Wzruszająca opowieść o tym, co łączy ludzi i sprawia, że książki są takie cudowne.
Carl Kollhoff jest księgarzem niezwykłym. Łączy go z książkami miłość, która wykracza poza granice gustu. Co wieczór podczas spaceru nosi książki swoim klientom. Klienci także są wyjątkowi. Dla Carla są prawie jak przyjaciele, choć nic o nich nie wie i nie chce mieszać się do ich życia.
Pewnego dnia przyczepia się do niego Schascha, strasznie wygadana dziewczynka w żółtej kurtce. Chociaż Carl z początku nie lubi jej towarzystwa, ona nie daje się zbyć. Jest przebiegła i sprytna...
A kiedy Carl niespodziewanie traci pracę, za sprawą książek i tej nietuzinkowej dziewięciolatki wszyscy zdobywają się na odwagę, żeby porzucić bezpieczną anonimowość i zbliżyć się do siebie…

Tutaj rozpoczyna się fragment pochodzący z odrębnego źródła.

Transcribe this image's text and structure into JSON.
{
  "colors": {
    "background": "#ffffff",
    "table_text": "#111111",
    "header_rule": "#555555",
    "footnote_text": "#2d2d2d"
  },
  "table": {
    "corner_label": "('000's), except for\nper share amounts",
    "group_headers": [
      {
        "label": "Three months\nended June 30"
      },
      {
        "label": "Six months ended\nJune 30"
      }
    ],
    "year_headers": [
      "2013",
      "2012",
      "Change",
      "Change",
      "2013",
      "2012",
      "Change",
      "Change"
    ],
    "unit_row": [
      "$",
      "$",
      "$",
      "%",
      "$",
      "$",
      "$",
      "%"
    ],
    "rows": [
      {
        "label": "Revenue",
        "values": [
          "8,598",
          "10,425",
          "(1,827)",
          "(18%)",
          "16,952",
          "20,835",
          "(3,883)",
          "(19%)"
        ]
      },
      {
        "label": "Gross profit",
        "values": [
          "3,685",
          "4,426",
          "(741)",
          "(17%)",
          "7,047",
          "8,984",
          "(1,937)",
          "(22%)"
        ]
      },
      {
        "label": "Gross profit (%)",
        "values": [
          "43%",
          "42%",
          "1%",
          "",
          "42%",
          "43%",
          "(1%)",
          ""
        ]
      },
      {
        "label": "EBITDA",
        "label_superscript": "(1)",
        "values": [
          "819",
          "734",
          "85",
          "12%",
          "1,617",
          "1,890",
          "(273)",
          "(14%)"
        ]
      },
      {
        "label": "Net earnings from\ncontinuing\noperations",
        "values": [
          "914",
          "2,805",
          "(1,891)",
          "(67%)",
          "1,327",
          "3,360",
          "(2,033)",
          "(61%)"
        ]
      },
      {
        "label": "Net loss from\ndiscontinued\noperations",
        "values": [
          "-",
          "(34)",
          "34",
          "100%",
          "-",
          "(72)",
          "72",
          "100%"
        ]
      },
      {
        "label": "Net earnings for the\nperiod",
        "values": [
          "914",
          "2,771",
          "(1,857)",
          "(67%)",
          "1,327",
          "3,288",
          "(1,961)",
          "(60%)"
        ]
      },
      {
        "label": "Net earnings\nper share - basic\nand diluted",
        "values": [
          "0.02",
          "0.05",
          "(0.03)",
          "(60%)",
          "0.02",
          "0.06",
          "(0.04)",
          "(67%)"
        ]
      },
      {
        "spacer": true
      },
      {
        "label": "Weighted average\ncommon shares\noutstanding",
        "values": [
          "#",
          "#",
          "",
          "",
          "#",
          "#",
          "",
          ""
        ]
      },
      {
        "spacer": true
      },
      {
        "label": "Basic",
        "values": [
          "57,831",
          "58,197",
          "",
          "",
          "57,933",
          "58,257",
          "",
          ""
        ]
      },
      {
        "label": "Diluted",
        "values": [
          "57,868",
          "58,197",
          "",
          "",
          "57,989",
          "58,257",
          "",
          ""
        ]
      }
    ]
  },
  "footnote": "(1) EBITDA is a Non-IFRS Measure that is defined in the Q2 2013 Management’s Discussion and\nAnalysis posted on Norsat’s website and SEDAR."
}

Kiedy stary księgarz spotyka na swojej drodze dziewczynkę, musi z tego faktu wypływać piękna opowieść o historiach zaklętych w słowach, o samotności, przyjaźni i potrzebie dzielenia się książkami. Bardzo serdecznie polecam tę przepiękną książkę wszystkim – od pięciu do stu pięciu lat.
Ałbena Grabowska
To powieść, która sprawia, że dusza młodnieje. Pokocha ją ten, kto już jest miłośnikiem książek. I ten, kto dopiero do czytania się przekonuje. Bo prawdą jest, że „w papierze tkwi lekarstwo. Czasem nawet na to, co z pozoru nie wymaga leczenia”. Powieść marzenie dla każdego książkoholika. Polecam z całego serca.